Orphan Diseases Seltene Stoffwechselstörungen werden auch als Orphan Diseases bezeichnet. Für solche Krankheiten gibt es auch eine spezielle Liste der Medikamente und Substanzen, die bei solchen Krankheiten eine therapeutische Bedeutung haben:
www.swissmedic.ch/arzneimittel/00156/ 00221/ 00222/00223/00232/index.html?lang= de oder http://de.wikipedia.org/wiki/Orphan-Arzneimittel. Sowohl die europäische als auch die schweizerische Liste wird übernommen oder sollte von der IV wie auch der KK übernommen werden, auch wenn die einzelnen Produkte in der Schweiz nicht oder noch nicht modifiziert oder bei Swissmedic registriert sind. Für die Anwendung der genannten Diätmittel und Medikamente gilt und muss gelten, dass sie nur von Stoffwechselexperten verordnet werden dürfen. Als Kompetenzzentren für Kinder mit solchen Störungen gelten in der Schweiz die Universität-Kinderkliniken Zürich, Lausanne und Bern, die meist mit den anderen Kinderkliniken in der Betreuung dieser Patienten vernetzt sind. Für die Erwachsenen bestehen ebenfalls spezielle Expertengruppen an den Universitätskliniken und grösseren Kantonsspitälern, die meist in Zusammenarbeit mit den Pädiatern diese Patienten übernehmen und weiterbetreuen.
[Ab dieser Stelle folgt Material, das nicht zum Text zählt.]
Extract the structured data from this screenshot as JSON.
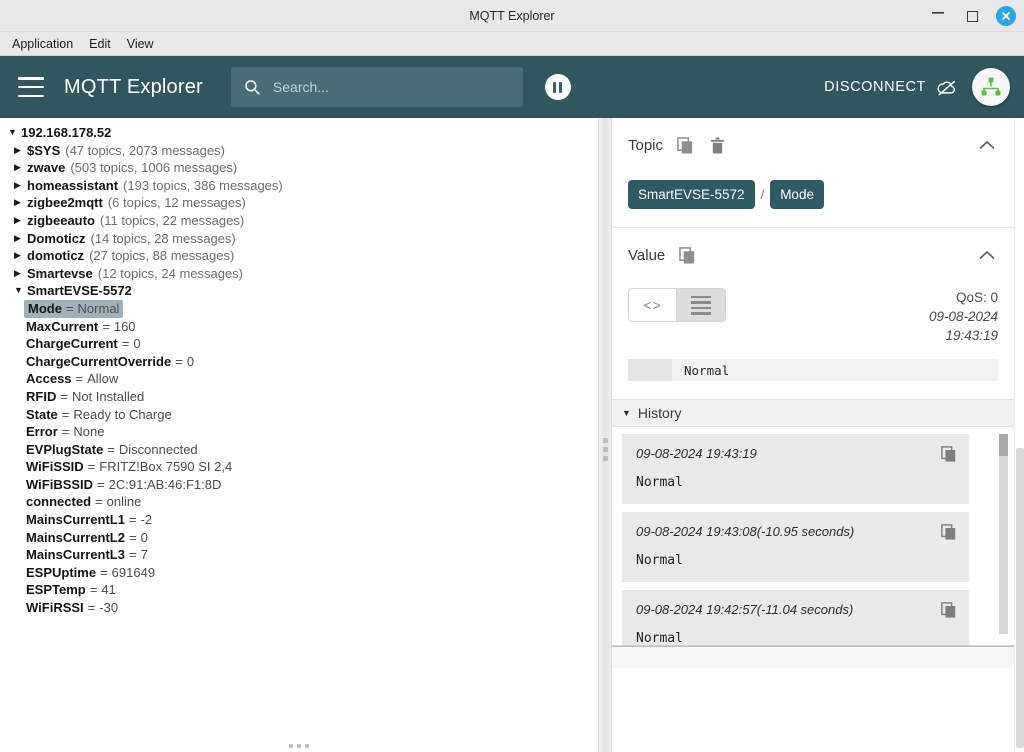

Mit diesem Beitrag möchten wir auf die Vielfalt der krankheitsspezifischen Diätmittel zur Behandlung angeborener Stoffwechselstörungen hinweisen, die in Zusammenarbeit der SGIEM mit dem BSV in den vorliegenden Tabellen ausgearbeitet wurden und auch in Zukunft regelmässig angepasst werden sollen. Sie stellen für die Behandlung dieser Patienten eine wichtige und wertvolle Hilfe für die Ernährungsberatung und den Arzt dar.